"I didn't even know the movie came out. Is it still out?"
My friend had no idea about 2017's Blade Runner 2049. I admit that I intended on supporting it as it initially came out in theaters and heard the infamous 'mixed reviews'. I paused where I shouldn't have. The original Blade Runner (1982) was an imprimatur for me, having not seen it in theaters 35 years ago, but instead on the VHS release in 1983 and as a laser-disc rental in 1987.
In stark contrast to the hopeful, lighthearted space opera of Star Wars and its deviations, one could have described it as 'hard' sci-fi. For me, the term held a place in a world, if you could get it, of Omni magazine, Heavy Metal short stories (or the movie, which was extremely hard to find as a child), Star Trek short stories, Twilight Zone, etc.
1982 Blade was lacked hope for most of it. It was destructive. It was as gritty as a Raymond Chandler novel. I felt most affinity to Blade from Chandler, especially coming across his novella Red Wind (1938). Dystopian. Bleak. Litter-filled to the point you felt like you were gagging on it.
As it came to Denis Villeneuve's interpretation, under the eye of Ridley Scott, with writers Hampton Fancher and Michael Green - this is a sequel, let there be no doubt, of 1982 Blade.
Even as Villeneuve struggles with the lackluster performance of the film, it still is making an imprint with critics. If there is any solace, keep in mind it has been one of the worst years in some time for the box office generally. Villeneuve shouldn't overthink it based on this - this is a much larger, systemic problem at work here. It needs to be solved at the studio, marketing and theater level. To strike a tangent, I think studios have made it to easy to wait. I know I say to myself, in making a decision to go to the theater, that I could just as simply wait a few weeks and it'll be out on digital. Which is what I did. By pushing that expectation out - I'm sure I wouldn't have had to wait. [It released yesterday, 12/26/17.]
And, in the end, it is an engaging film. There could be a lot to speak to - it is not as tangible as the first film. Practical effects and focus on faces and not bleak landscapes is a note to take to mind. 1982 Blade was about character. When we shift too much attention to the wars, their outcome, the current state, we could get lost.
Where the movie shines is in having a replicant be the protagonist. This is weird at first, and there are questions all the way to the end, but it resolves itself in a way that is true to all the characters.
I wonder if, in the boardrooms of the world, where someone has to speak strongly about 'scale'. "It needs to have scale. It needs to breath. We need to go..." Scale doesn't fix anything. It's already there if your story has a solid foundation. In 2049 the protagonist goes from LA to San Diego to Las Vegas and back again. The spaces in between those take up enough time to be noticeable. Plus, I don't feel we got anything by going there. We are just seeing more of the same dystopia.

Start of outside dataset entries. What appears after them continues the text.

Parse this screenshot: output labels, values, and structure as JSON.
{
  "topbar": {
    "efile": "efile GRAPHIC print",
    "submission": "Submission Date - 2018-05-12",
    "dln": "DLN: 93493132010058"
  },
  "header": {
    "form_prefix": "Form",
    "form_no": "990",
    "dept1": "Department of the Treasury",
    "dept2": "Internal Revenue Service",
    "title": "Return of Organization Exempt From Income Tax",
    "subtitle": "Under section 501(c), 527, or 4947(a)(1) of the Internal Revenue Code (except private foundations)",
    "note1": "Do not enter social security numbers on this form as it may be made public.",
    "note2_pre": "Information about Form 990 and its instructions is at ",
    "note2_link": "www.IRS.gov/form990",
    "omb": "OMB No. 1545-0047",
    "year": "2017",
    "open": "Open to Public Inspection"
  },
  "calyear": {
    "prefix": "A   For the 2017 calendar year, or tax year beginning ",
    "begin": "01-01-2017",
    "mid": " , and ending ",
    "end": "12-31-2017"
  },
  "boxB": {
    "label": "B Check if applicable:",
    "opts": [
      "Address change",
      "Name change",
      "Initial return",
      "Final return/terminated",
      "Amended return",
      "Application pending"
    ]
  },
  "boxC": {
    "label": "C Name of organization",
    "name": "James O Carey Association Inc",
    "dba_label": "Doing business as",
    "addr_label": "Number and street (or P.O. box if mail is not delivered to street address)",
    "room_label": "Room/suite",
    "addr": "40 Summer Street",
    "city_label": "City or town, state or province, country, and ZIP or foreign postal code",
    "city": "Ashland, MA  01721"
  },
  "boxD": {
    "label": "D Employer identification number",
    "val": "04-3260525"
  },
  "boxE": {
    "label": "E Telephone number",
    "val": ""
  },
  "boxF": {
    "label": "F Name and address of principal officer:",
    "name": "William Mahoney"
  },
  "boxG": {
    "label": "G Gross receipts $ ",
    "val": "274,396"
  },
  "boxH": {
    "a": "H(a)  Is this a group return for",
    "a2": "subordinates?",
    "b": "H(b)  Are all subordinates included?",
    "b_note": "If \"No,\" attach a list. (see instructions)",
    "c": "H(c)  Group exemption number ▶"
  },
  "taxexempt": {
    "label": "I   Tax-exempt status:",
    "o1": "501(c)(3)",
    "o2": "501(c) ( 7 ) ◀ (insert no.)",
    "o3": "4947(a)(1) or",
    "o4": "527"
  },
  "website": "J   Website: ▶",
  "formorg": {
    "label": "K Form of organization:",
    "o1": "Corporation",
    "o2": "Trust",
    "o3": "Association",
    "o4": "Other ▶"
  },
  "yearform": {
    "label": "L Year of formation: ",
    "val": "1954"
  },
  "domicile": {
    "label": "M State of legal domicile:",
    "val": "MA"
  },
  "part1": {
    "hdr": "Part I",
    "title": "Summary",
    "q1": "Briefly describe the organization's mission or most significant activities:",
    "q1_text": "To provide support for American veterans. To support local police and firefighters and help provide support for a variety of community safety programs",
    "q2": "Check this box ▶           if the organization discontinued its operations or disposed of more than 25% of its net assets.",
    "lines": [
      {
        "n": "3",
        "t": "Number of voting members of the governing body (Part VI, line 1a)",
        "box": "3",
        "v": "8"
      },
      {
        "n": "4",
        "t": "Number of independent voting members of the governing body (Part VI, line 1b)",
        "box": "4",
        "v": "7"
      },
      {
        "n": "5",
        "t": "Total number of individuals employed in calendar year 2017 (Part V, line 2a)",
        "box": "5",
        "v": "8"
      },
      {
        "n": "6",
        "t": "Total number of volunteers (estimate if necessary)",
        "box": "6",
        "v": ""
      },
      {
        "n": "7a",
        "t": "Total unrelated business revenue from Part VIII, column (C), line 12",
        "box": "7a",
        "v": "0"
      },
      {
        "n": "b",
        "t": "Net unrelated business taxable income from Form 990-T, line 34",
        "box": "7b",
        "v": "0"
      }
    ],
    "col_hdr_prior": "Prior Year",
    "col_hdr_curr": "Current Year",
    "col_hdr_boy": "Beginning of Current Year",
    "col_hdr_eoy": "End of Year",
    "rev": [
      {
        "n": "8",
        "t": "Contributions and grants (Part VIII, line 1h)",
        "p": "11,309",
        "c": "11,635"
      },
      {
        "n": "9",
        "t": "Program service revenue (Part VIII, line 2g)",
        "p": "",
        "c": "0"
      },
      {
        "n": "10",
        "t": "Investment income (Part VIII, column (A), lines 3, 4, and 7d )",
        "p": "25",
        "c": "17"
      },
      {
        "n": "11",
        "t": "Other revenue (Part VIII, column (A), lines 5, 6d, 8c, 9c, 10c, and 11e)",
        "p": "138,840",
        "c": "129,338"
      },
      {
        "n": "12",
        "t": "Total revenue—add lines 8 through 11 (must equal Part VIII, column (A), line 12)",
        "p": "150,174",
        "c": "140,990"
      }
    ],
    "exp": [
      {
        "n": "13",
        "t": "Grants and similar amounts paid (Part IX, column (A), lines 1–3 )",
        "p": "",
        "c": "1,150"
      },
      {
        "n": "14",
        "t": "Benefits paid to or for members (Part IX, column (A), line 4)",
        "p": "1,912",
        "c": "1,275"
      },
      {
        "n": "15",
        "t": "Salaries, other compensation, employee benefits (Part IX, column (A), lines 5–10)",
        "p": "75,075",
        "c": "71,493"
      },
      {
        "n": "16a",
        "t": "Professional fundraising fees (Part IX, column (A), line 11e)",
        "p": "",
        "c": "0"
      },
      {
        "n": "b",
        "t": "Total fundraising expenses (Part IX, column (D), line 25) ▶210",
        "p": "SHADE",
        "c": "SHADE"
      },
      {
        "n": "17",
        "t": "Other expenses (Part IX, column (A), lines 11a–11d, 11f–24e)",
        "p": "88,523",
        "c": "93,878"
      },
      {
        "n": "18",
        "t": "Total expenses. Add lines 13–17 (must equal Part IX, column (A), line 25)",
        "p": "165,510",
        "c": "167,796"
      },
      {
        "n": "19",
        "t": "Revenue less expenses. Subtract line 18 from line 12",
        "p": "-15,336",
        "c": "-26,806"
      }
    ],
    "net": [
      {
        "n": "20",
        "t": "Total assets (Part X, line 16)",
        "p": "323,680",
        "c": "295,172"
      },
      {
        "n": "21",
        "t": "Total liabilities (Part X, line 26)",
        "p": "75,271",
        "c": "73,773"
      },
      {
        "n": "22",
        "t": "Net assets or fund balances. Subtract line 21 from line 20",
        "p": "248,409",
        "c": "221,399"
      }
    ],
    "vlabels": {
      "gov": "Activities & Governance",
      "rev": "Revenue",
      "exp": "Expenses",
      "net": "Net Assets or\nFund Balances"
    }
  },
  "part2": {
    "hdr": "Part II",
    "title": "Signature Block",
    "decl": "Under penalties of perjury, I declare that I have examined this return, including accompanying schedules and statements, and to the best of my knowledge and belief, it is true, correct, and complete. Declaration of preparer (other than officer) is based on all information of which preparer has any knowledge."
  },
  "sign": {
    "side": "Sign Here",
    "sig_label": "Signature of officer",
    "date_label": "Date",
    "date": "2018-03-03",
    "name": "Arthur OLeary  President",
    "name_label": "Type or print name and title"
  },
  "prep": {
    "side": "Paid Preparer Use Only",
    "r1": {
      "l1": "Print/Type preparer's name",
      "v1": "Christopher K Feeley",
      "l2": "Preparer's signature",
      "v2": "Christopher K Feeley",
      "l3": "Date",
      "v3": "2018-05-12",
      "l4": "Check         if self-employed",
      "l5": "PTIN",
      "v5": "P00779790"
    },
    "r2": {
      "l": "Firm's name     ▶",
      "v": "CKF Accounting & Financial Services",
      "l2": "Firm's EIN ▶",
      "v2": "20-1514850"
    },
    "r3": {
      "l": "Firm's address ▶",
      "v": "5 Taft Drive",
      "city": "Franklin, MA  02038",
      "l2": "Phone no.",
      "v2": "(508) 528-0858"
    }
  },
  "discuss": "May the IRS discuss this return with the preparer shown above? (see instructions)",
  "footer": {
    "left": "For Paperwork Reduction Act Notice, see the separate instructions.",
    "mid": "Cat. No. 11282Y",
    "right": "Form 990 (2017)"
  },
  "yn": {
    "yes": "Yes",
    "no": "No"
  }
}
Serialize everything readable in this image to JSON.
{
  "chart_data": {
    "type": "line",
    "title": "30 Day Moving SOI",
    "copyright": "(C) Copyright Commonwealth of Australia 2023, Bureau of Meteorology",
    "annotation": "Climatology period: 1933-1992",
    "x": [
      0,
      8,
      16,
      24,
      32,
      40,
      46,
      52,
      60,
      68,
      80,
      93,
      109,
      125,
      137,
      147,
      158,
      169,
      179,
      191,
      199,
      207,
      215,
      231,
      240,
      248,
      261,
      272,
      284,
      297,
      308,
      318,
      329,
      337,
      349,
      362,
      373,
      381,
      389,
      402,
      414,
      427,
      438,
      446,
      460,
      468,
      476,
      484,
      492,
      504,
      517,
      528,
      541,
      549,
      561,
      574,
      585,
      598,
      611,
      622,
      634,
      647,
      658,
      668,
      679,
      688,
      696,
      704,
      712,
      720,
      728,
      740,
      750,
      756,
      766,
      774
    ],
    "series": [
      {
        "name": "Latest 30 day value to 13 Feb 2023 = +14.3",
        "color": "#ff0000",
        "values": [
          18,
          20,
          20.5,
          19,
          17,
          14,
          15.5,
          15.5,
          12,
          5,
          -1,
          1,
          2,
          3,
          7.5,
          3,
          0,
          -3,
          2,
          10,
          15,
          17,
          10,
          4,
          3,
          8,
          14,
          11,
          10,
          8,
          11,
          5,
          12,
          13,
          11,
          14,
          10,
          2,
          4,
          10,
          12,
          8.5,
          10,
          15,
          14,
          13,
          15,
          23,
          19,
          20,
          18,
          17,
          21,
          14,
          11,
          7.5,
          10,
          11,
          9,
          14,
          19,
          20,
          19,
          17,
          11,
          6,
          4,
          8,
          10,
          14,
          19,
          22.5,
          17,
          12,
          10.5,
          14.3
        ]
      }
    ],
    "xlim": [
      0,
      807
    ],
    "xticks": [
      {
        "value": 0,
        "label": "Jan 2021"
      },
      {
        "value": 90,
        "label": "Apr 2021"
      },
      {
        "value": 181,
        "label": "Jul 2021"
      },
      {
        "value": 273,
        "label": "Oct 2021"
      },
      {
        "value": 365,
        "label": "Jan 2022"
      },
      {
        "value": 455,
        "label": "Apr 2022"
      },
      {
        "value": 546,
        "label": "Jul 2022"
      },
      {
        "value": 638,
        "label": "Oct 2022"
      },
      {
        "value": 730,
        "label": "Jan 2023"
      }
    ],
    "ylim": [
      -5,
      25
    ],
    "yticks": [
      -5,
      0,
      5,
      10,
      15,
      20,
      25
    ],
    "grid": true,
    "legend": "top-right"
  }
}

In the end, I still recommend a rental. It is definitely worth it. Where I have these gripes, I only shy away from its strengths as they would spoil some of the threads.
What shines is the 'love' interest of the protagonist replicant, 'K' (Ryan Gosling) and a tailored AI partner, Joi (Ana de Armas). Their relationship, when you think deeply of the future and what it surely holds, is eerie. It will happen. Replicants in love with AI. Humans loving replicants. 'Real' is so blurred, it holds almost no purport in questioning. Deckard (Harrison Ford) even throws the question of 'real' back in the face of K, as if to say 'what does it matter - the world is f*cked as it is'.